Le procès devrait se poursuivre pendant plusieurs semaines, avec les témoignages de nombreux témoins essentiels aux arguments tant de la poursuite que de la défense. Des experts juridiques de la faculté de droit de l’Université de Montréal suggèrent que l’affaire pourrait établir d’importants précédents pour des procédures similaires au Québec.

Pour de nombreux Montréalais, quel que soit le résultat du procès, l’affaire représente un moment charnière dans notre façon de voir les relations de pouvoir au sein de nos institutions culturelles. Les conversations qui se déroulent dans les cafés, les studios et les théâtres à travers la ville reflètent une communauté aux prises avec des questions difficiles sur la responsabilité et le changement.

Alors que Montréal navigue dans ce chapitre difficile, le festival d’humour lui-même continue sous une nouvelle direction, travaillant à rebâtir la confiance tout en honorant son importance culturelle. Les scènes estivales se dresseront probablement à nouveau, mais l’industrie qu’elles représentent a été fondamentalement transformée.

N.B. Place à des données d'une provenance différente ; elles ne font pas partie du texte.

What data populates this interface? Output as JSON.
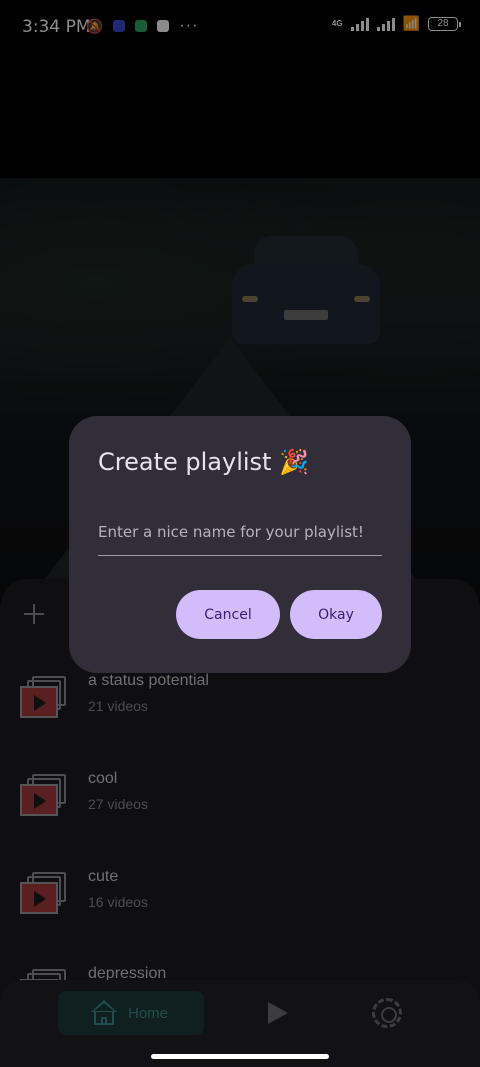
{
  "status_bar": {
    "time": "3:34 PM",
    "more": "···",
    "network": "4G",
    "battery": "28"
  },
  "icons": [
    "mute-bell-icon",
    "app-notification-icon",
    "whatsapp-icon",
    "phone-icon",
    "signal-icon",
    "wifi-icon",
    "battery-icon",
    "add-icon",
    "playlist-stack-icon",
    "home-icon",
    "play-icon",
    "settings-icon"
  ],
  "playlists": [
    {
      "title": "a status potential",
      "count": "21 videos"
    },
    {
      "title": "cool",
      "count": "27 videos"
    },
    {
      "title": "cute",
      "count": "16 videos"
    },
    {
      "title": "depression",
      "count": ""
    }
  ],
  "bottom_nav": {
    "home_label": "Home"
  },
  "dialog": {
    "title": "Create playlist 🎉",
    "input_placeholder": "Enter a nice name for your playlist!",
    "input_value": "",
    "cancel_label": "Cancel",
    "okay_label": "Okay"
  },
  "colors": {
    "accent_button": "#d2bcfa",
    "dialog_bg": "#322e39",
    "home_active": "#3d8f8a",
    "thumbnail_red": "#a43a3c"
  }
}
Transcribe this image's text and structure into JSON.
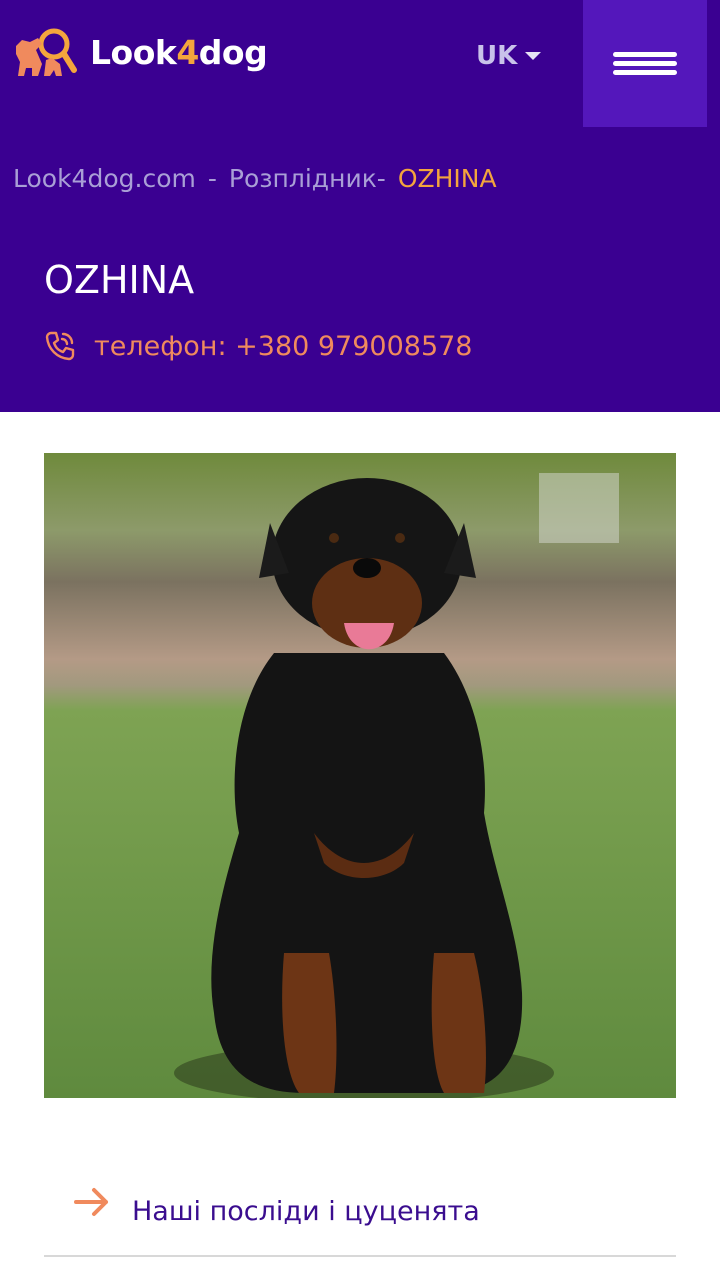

Quand la cour a levé la séance hier après-midi, j’ai observé les gens qui s’attardaient dehors en petits groupes, leurs conversations animées malgré la fraîcheur automnale. À ce moment, il était clair qu’au-delà des procédures judiciaires, Montréal vit une profonde conversation culturelle sur le pouvoir, l’art et la responsabilité – une conversation qui façonnera probablement notre paysage créatif pour les années à venir.